Abstract

Congestive heart failure (CHF) occurs in about one half of all patients with acute myocardial infarction and is a manifestation of acute alterations in left ventricular function. In the present study CHF is defined on clinical grounds, according to the presence and extent of bilateral pulmonary rales. An accompanying S 3 ventricular gallop was heard in 58% of our patients with heart failure initially, but it disappeared eventually in the majority. Dilatation of pulmonary veins and blurring of pulmonary vascular markings are useful roentgenographic signs which reflect elevations in left heart filling pressure.

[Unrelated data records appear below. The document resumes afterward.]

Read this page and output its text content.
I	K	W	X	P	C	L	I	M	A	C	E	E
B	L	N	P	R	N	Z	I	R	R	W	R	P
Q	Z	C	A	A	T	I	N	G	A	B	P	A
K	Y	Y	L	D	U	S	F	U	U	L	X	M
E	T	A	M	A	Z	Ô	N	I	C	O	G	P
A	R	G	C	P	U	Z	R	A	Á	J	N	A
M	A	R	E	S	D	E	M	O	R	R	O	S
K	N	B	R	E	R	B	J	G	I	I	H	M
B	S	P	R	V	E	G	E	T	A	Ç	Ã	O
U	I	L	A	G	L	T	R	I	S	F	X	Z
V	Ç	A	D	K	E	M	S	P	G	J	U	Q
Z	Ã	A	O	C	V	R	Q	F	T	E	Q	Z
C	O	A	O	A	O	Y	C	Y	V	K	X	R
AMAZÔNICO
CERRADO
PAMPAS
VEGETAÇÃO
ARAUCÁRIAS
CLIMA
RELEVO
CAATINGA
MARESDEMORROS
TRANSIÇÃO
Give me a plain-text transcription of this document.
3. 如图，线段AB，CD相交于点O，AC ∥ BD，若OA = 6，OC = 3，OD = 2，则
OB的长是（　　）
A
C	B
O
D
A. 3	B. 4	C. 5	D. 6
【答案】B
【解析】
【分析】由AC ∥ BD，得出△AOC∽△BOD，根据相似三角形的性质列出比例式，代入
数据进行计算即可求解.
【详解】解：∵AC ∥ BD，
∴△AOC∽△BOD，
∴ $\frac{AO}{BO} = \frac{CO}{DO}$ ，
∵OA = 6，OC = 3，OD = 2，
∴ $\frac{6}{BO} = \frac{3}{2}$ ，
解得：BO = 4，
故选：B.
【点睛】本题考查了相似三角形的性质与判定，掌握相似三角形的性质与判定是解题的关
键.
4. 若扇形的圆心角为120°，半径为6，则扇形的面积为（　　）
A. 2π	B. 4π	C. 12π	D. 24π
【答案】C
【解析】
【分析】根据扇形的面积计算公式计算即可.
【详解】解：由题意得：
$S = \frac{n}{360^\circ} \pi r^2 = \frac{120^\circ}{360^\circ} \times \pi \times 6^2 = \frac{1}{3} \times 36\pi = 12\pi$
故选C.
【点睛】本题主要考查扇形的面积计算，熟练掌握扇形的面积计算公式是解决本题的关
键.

At times the earliest indicators of heart failure, these findings appear in general to be less sensitive than the physical examination in diagnosing CHF. Although stroke volume is decreased with CHF, cardiac index is generally maintained by increased heart rate. Left ventricular minute work and stroke work are significantly decreased, while left ventricular end-diastolic pressure is significantly increased, in patients with CHF complicating acute myocardial infarction. Arterial hypoxemia is common and the degree of arteriovenous shunting is roughly proportional to the elevation of left ventricular filling pressure. The mortality of patients with CHF is approximately three times that of patients with acute myocardial infarction and no complications. Diuretic therapy is safe and effective. Attention is called to the probability that the use of digitalis preparations in the early hours following myocardial infarction is hazardous. Furthermore, hemodynamic benefit from digitalization in the early postinfarction period remains unproven.